Art is also a business. The logical side of us gets that but the heart side is still bruised every once in a while. Being an actor can take an emotional toll. Being a writer can too. Someone is always watching and deciding whether or not you measure up. I am a confident person. I find strengths I never knew I had, but I still get mired down in the, "Why not me?" syndrome. It's human to do so. My reason for blogging about it last time is because I wanted to reach out to my fellow artists and to give my friends that don't express themselves in the way that I do a view point. I love my life and I am so blessed to pursue my passions on a daily basis. However, sometimes that pursuit can be exhausting and from time to time I get drained.
I haven't book an acting gig in a year. I have had several auditions that I would consider successful. What I mean by that is I know I put the work in. I learned my lines, I prepped my emotions and I went in with an open heart and mind for direction from casting. Just because I didn't book those roles does not mean I was not successful in my task.
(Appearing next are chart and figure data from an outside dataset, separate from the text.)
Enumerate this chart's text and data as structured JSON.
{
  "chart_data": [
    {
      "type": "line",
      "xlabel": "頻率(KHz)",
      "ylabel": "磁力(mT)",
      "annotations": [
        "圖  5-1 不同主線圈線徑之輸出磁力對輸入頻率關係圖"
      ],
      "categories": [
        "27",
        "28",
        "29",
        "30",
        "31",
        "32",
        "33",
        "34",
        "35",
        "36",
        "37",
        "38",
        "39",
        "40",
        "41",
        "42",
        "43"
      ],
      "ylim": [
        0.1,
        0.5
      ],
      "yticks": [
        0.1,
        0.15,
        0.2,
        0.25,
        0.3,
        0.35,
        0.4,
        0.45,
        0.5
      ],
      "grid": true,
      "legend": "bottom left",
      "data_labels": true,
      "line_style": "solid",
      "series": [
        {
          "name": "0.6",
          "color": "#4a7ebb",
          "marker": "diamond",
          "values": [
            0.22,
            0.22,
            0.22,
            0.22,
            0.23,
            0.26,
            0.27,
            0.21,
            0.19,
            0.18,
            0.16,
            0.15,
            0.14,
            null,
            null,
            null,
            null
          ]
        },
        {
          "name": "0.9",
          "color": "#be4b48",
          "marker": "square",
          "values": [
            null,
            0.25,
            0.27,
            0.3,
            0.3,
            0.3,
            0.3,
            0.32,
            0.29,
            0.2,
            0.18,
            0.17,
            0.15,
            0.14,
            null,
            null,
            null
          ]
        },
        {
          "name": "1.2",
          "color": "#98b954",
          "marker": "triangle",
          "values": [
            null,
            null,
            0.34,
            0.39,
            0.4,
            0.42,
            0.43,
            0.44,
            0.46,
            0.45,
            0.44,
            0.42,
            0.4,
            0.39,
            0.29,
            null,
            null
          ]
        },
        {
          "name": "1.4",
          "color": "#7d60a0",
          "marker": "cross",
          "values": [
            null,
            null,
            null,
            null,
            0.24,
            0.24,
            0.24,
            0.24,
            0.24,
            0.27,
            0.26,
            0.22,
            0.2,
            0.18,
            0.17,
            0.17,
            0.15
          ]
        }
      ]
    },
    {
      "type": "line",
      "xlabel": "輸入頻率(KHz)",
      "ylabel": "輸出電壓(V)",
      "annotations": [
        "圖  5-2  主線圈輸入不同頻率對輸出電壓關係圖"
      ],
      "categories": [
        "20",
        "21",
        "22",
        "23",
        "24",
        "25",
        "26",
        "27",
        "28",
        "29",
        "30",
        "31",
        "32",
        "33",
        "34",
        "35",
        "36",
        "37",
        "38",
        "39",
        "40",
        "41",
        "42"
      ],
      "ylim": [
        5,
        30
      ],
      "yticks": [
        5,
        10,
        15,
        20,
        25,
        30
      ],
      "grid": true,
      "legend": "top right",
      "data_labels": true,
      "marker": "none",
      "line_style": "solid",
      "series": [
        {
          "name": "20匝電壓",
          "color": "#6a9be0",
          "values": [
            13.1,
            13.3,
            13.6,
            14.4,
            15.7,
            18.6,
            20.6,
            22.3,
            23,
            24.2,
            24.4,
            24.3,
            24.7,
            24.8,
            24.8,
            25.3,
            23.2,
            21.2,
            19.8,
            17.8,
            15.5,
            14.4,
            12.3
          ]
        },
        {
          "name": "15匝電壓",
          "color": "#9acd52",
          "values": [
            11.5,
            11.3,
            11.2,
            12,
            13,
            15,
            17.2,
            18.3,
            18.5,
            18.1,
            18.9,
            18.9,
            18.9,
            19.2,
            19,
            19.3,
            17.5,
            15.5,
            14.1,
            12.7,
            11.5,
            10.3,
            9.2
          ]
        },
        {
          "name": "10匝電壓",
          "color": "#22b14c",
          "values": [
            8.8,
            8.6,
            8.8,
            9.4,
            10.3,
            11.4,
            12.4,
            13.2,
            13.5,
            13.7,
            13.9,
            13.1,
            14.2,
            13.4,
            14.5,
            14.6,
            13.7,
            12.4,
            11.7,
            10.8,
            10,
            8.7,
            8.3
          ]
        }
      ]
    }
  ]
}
This is something I have to wrap my head around sometimes. The arts are very unpredictable. The time and preparation is key. I have to remember that there are a whole bunch of people like me floating around this community and this planet. Writers and actors are everywhere. With the dawn of self publishing and print on demand, I now know four authors, one of whom is very successful, the others are like me. They're getting there and making it happen one day at a time.
So if I alarmed anyone, I didn't mean to. It felt right to get it off of my chest and to be truthful in my blog. That was just a snippet of what it's like to try and juggle your passions while working a day job ( that I love thank God! ). So my chin is up and my head is being held high. i am on fire!